Friday, 28 June 2013

The Patrician System

(Note: This 30th post of June 2013 will be the last post for this month, probably. I want to work in round numbers and am unlikely to add another 10 between now and the end of the 30th. Any more that are written before then will be published on 1st July.)

In the immediately preceding post, I wrongly referred to six inner and four outer planets of the star Patricius. The diagram of the Patrician System (Poul Anderson, Flandry's Legacy, New York, 2012, p. 193) is diagonally divided into an upper left half showing the inner planets and the asteroids and a lower right half showing the outer planets. However, closer examination of the diagram reveals that "Vitruvius" appears both as the outermost of the "inner planets" and as the innermost of the "outer planets." Clearly, this is done to show us how the two halves connect. But the result is that the total number of planets is nine, not ten.
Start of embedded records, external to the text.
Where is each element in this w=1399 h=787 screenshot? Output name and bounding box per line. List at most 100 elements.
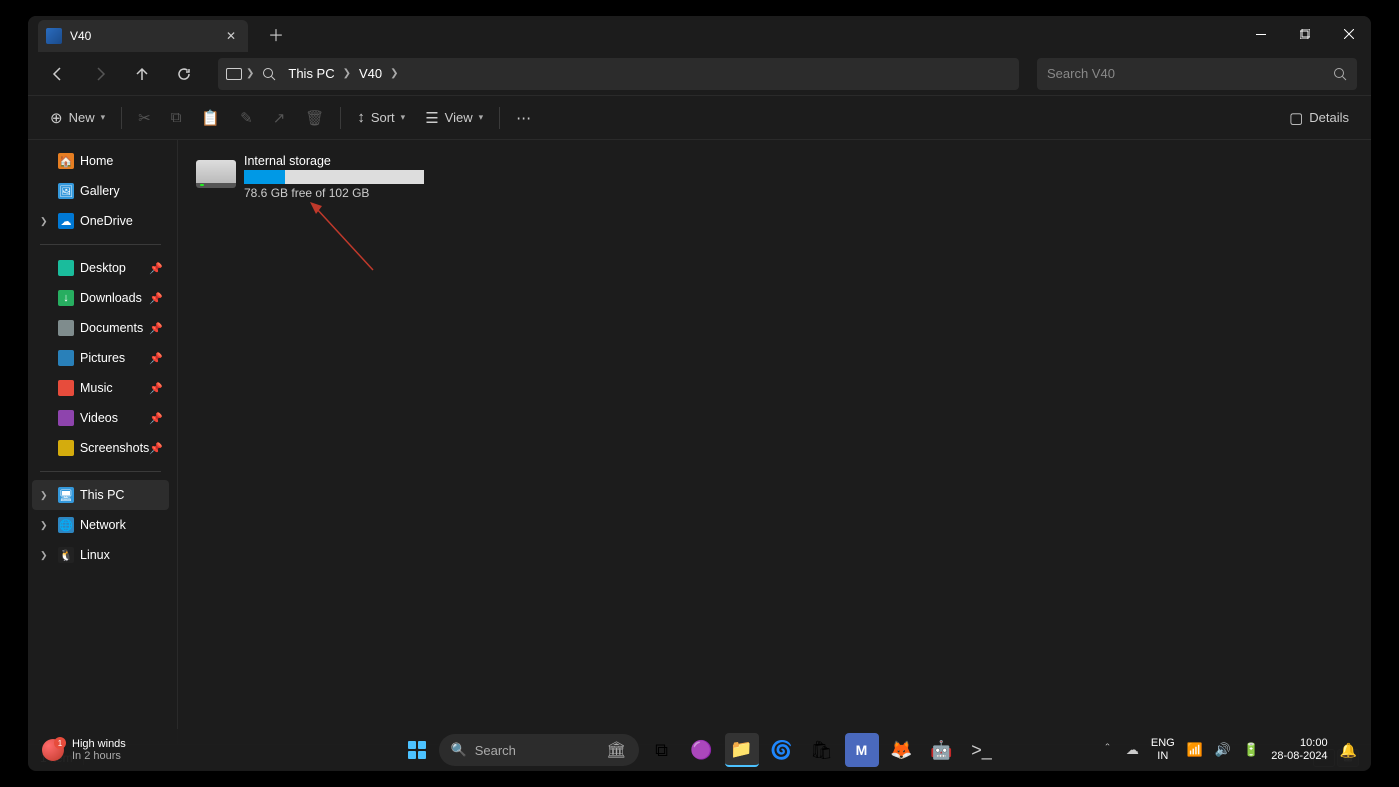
view-button[interactable]: ☰View▾ — [417, 102, 491, 134]
drive-free-text: 78.6 GB free of 102 GB — [244, 186, 448, 200]
breadcrumb-current[interactable]: V40 — [355, 64, 386, 83]
notifications-button[interactable]: 🔔 — [1340, 742, 1357, 759]
taskbar-terminal[interactable]: >_ — [965, 733, 999, 767]
copy-button[interactable]: ⧉ — [163, 102, 190, 134]
chevron-right-icon[interactable]: ❯ — [40, 520, 48, 531]
sidebar-item-videos[interactable]: Videos📌 — [32, 403, 169, 433]
sidebar-item-documents[interactable]: Documents📌 — [32, 313, 169, 343]
chevron-right-icon[interactable]: ❯ — [40, 490, 48, 501]
close-button[interactable] — [1327, 18, 1371, 50]
pin-icon: 📌 — [149, 442, 163, 455]
taskbar-search[interactable]: 🔍Search🏛 — [439, 734, 639, 766]
sidebar-item-onedrive[interactable]: ❯☁OneDrive — [32, 206, 169, 236]
new-button[interactable]: ⊕New▾ — [42, 102, 113, 134]
taskbar-explorer[interactable]: 📁 — [725, 733, 759, 767]
chevron-right-icon[interactable]: ❯ — [390, 68, 398, 79]
annotation-arrow — [308, 200, 388, 280]
sidebar-item-gallery[interactable]: 🖼Gallery — [32, 176, 169, 206]
weather-title: High winds — [72, 738, 126, 750]
cloud-icon: ☁ — [58, 213, 74, 229]
folder-icon — [58, 260, 74, 276]
paste-button[interactable]: 📋 — [193, 102, 228, 134]
share-icon: ↗ — [273, 109, 286, 127]
start-button[interactable] — [401, 734, 433, 766]
breadcrumb-this-pc[interactable]: This PC — [284, 64, 338, 83]
cut-icon: ✂ — [138, 109, 151, 127]
content-area[interactable]: Internal storage 78.6 GB free of 102 GB — [178, 140, 1371, 744]
details-pane-button[interactable]: ▢Details — [1281, 102, 1357, 134]
clock-button[interactable]: 10:0028-08-2024 — [1271, 737, 1327, 763]
weather-widget[interactable]: 1 High winds In 2 hours — [42, 738, 126, 762]
sort-icon: ↕ — [357, 109, 365, 126]
search-address-icon[interactable] — [258, 63, 280, 85]
weather-subtitle: In 2 hours — [72, 750, 126, 762]
sidebar-item-home[interactable]: 🏠Home — [32, 146, 169, 176]
drive-info: Internal storage 78.6 GB free of 102 GB — [244, 154, 448, 200]
sidebar-item-pictures[interactable]: Pictures📌 — [32, 343, 169, 373]
chevron-right-icon: ❯ — [246, 68, 254, 79]
taskbar-store[interactable]: 🛍 — [805, 733, 839, 767]
system-tray: ＾ ☁ ENGIN 📶 🔊 🔋 10:0028-08-2024 🔔 — [1101, 737, 1357, 763]
chevron-right-icon[interactable]: ❯ — [40, 550, 48, 561]
chevron-down-icon: ▾ — [401, 112, 406, 123]
window-controls — [1239, 18, 1371, 50]
sidebar-item-this-pc[interactable]: ❯🖥This PC — [32, 480, 169, 510]
refresh-button[interactable] — [168, 58, 200, 90]
nav-bar: ❯ This PC ❯ V40 ❯ — [28, 52, 1371, 96]
task-view-button[interactable]: ⧉ — [645, 733, 679, 767]
language-button[interactable]: ENGIN — [1151, 737, 1175, 763]
forward-button[interactable] — [84, 58, 116, 90]
sidebar: 🏠Home 🖼Gallery ❯☁OneDrive Desktop📌 ↓Down… — [28, 140, 178, 744]
sidebar-item-music[interactable]: Music📌 — [32, 373, 169, 403]
search-icon: 🔍 — [451, 742, 467, 758]
cut-button[interactable]: ✂ — [130, 102, 159, 134]
taskbar-edge[interactable]: 🌀 — [765, 733, 799, 767]
sidebar-item-network[interactable]: ❯🌐Network — [32, 510, 169, 540]
more-button[interactable]: ⋯ — [508, 102, 539, 134]
rename-icon: ✎ — [240, 109, 253, 127]
search-box[interactable] — [1037, 58, 1357, 90]
chevron-down-icon: ▾ — [101, 112, 106, 123]
view-icon: ☰ — [425, 109, 438, 127]
chevron-right-icon[interactable]: ❯ — [343, 68, 351, 79]
back-button[interactable] — [42, 58, 74, 90]
sidebar-item-downloads[interactable]: ↓Downloads📌 — [32, 283, 169, 313]
taskbar-firefox[interactable]: 🦊 — [885, 733, 919, 767]
search-input[interactable] — [1047, 66, 1333, 81]
rename-button[interactable]: ✎ — [232, 102, 261, 134]
minimize-button[interactable] — [1239, 18, 1283, 50]
copilot-button[interactable]: 🟣 — [685, 733, 719, 767]
tray-cloud-icon[interactable]: ☁ — [1126, 742, 1139, 758]
network-icon: 🌐 — [58, 517, 74, 533]
title-bar: V40 ✕ ＋ — [28, 16, 1371, 52]
tab-active[interactable]: V40 ✕ — [38, 20, 248, 52]
volume-icon[interactable]: 🔊 — [1215, 742, 1231, 758]
sidebar-item-desktop[interactable]: Desktop📌 — [32, 253, 169, 283]
search-icon[interactable] — [1333, 67, 1347, 81]
delete-button[interactable]: 🗑 — [297, 102, 332, 134]
tab-close-icon[interactable]: ✕ — [226, 29, 236, 43]
wifi-icon[interactable]: 📶 — [1187, 742, 1203, 758]
new-tab-button[interactable]: ＋ — [268, 22, 284, 46]
share-button[interactable]: ↗ — [265, 102, 294, 134]
sidebar-item-screenshots[interactable]: Screenshots📌 — [32, 433, 169, 463]
taskbar-app-m[interactable]: M — [845, 733, 879, 767]
taskbar: 1 High winds In 2 hours 🔍Search🏛 ⧉ 🟣 📁 🌀… — [28, 729, 1371, 771]
maximize-button[interactable] — [1283, 18, 1327, 50]
copy-icon: ⧉ — [171, 109, 182, 126]
drive-internal-storage[interactable]: Internal storage 78.6 GB free of 102 GB — [192, 150, 452, 204]
battery-icon[interactable]: 🔋 — [1243, 742, 1259, 758]
weather-badge: 1 — [54, 737, 66, 749]
sort-button[interactable]: ↕Sort▾ — [349, 102, 413, 134]
taskbar-app-robot[interactable]: 🤖 — [925, 733, 959, 767]
folder-icon — [58, 440, 74, 456]
address-bar[interactable]: ❯ This PC ❯ V40 ❯ — [218, 58, 1019, 90]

The Patrician System is very similar to the Solar System with:

nine planets;
asteroids between the fourth and fifth planets;
colonies on the third and fourth planets.

I have already mentioned:

Daedalus and Imhotep, the two colonized planets;
Archimedes and Leonardo, the two that are obviously named after famous engineers;

The remaining four are the two innermost, Liang Ling-tsan and Channing, and the two outermost, Katsuragi no Kami and Sennacherib.

Patricius is St Patrick whom regular Anderson readers have met in the King of Ys Tetralogy before he gained his Christian name.

Despite being equivalent in position to Mars, Imhotep has thirty per cent greater gravity than Earth. This planet held only a scientific base and a few support industries for centuries until the Starkadians were settled there in the previous generation. Since then, the city has grown and now houses Imperial offices in the Pyramid with many other new buildings around it.